Although the Administration supports the basic concept of S. 2084, and regards such a solution as constitutional, we believe that a number of modifications to the bill are necessary in order to obtain a more workable and equitable resolution of these disputes. I will briefly summarize the most significant changes proposed by the Administration.

1. CONTRIBUTION BY STATES Under S. 2084, the entire cost of ending the litigation against the states and private landowners and compensating the tribes is paid by the Federal Government-even though the United States has not in any way been involved in the transactions in question. While the United States is willing to contribute financially to a resolution of these claims, and will bear the litigation burden in the Court of Claims, participation from the affected states must also be part of the solution.
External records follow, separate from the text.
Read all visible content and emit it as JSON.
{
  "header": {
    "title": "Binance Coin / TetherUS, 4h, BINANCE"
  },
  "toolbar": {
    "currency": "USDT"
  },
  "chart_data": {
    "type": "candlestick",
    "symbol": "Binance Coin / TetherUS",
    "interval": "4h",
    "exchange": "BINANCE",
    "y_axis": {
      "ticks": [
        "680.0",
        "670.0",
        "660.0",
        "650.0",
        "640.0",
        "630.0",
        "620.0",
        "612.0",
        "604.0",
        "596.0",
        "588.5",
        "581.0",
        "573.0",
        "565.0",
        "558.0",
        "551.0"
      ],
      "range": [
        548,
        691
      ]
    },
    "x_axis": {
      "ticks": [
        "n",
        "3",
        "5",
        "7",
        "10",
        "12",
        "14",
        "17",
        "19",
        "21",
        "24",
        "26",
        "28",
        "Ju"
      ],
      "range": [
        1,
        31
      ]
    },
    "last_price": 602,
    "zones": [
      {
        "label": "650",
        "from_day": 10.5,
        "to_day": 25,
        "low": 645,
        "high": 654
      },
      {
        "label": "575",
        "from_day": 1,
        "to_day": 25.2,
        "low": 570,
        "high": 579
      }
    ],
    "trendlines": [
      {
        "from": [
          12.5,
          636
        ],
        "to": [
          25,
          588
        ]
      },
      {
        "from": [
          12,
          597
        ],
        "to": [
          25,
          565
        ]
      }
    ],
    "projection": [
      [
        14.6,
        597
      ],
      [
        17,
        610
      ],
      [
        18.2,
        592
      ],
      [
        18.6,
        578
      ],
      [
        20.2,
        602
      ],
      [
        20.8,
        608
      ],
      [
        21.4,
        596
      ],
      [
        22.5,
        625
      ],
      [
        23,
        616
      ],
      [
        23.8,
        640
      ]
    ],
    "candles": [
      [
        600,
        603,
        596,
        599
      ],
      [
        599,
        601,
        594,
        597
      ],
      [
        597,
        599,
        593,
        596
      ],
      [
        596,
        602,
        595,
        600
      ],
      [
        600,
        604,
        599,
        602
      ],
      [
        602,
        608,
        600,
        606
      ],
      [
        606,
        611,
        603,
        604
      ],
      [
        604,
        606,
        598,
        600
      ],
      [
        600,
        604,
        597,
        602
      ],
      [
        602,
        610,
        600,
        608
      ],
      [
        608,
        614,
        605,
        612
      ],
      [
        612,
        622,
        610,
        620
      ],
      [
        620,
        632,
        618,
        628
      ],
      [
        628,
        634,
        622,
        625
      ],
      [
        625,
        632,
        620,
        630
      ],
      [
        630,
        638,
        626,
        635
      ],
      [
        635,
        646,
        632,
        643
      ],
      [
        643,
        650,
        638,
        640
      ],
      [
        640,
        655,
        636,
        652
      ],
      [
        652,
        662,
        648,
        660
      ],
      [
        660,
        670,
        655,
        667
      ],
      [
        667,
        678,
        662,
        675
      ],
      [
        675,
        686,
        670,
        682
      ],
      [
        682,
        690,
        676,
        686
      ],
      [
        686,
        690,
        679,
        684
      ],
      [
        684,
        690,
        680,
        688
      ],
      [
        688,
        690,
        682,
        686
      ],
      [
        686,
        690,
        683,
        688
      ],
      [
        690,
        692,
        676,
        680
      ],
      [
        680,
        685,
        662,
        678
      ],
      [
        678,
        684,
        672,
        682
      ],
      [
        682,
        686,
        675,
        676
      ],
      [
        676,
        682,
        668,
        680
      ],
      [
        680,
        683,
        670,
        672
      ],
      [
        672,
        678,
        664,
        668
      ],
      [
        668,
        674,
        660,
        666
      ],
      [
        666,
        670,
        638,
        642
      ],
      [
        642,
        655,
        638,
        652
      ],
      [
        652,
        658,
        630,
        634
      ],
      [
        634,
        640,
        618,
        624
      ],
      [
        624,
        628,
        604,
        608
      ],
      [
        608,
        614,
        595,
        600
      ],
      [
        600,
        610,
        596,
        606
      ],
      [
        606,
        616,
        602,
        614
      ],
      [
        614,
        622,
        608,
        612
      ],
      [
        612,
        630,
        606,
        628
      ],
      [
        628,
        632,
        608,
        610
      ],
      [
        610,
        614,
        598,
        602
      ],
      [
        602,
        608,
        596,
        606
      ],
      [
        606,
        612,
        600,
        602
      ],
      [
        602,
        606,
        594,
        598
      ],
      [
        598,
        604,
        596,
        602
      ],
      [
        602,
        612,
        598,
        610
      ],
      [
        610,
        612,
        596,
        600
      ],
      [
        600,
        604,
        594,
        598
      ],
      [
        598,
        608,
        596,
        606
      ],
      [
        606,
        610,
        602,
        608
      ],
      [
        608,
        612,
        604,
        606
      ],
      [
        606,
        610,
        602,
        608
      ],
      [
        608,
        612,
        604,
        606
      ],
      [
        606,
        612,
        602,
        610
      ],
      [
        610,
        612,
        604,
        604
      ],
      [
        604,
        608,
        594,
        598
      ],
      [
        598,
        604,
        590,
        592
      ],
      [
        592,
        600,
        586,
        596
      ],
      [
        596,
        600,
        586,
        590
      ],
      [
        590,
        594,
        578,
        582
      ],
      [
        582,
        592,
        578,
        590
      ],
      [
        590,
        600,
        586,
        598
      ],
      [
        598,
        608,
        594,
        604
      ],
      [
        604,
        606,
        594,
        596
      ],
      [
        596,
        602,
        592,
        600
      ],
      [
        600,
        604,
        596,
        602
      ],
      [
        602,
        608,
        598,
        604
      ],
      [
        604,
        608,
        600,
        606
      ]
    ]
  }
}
We suggest, therefore, that the bill be amended to provide that extinguishment of aboriginal title and ratification of sales of recognized title would be conditioned on the execution of a contract between the Secretary of the Interior and the affected state, providing for the reimbursement of the United States for one-half of the liability resulting from claims under the Act.


S. 2084 creates a cause of action to recover the difference, plus interest, between the fair market value of the land and natural resources at the time of transfer and the price actually received. This formula would apply to land held by aboriginal title as well as recognized title, although the interest on aboriginal title would be two percent and the interest on recognized title would be five percent.

As Assistant Attorney General Carol Dinkins will testify in greater detail later, the Administration believes that while there may be a constitutional obligation to compensate for retroactive ratification of transfers of recognized title, there is no such requirement with respect to aboriginal title. More importantly, the complexities of determining the extent and nature of centuries old aboriginal claims, never defined by statute, treaty or title would lead to unwieldy litigation with little probability of reaching a prompt conclusion. Moreover, pay. ing interest on these claims would depart from previous legislative policy such as the Indian Claims Commission Act and would establish a vague but expensive precedent for the future.

3. SCOPE In our view, the approach of the bill should be applied to all similar Indian land claims in other states. The Trade and Intercourse Act claims in the Eastern states are in many respects unique and involve a singular balance of equities. Indeed, the Eastern land claims themselves are different from one another and should be individually evaluated. Nevertheless, the Administration urges the Committee to consider expanding the approach of this legislation to include Trade and Intercourse Act claims in states which request such.

In addition to these changes, a number of other modifications are desirable in order to insure that the process of resolving these claims can be accomplished expeditiously and fairly. For example, it is important to insure that retroactive validation of these sales does not create valid title of frivolous or ineffective transactions and to insure that the Act does not interfere with the law of adverse possession in the affected state.

We would also note that under section 5(e) of the bill, land acquired by a tribe in lieu of monetary compensation would be subject to state and local taxes and would not be held in trust by the United States. We note that if a tribe had acquired land through litigation or had retained ownership, the land would be held in trust and would not be taxable. The traditional policy of preventing any possibility of selling or forfeiting Indian land should also be considered in review of this bill.

We would be glad to work with this Committee and interested parties including the affected Indian tribes on this legislation.

Thank you.

Mr. COLDIRON. The first amendment we would like to propose is contribution by the State. Under S. 2084, the entire cost of ending the litigation against the States and private landowners and compensating the tribes is to be paid for by the Federal Government, even though the United States has not in any way been involved in the transactions in question.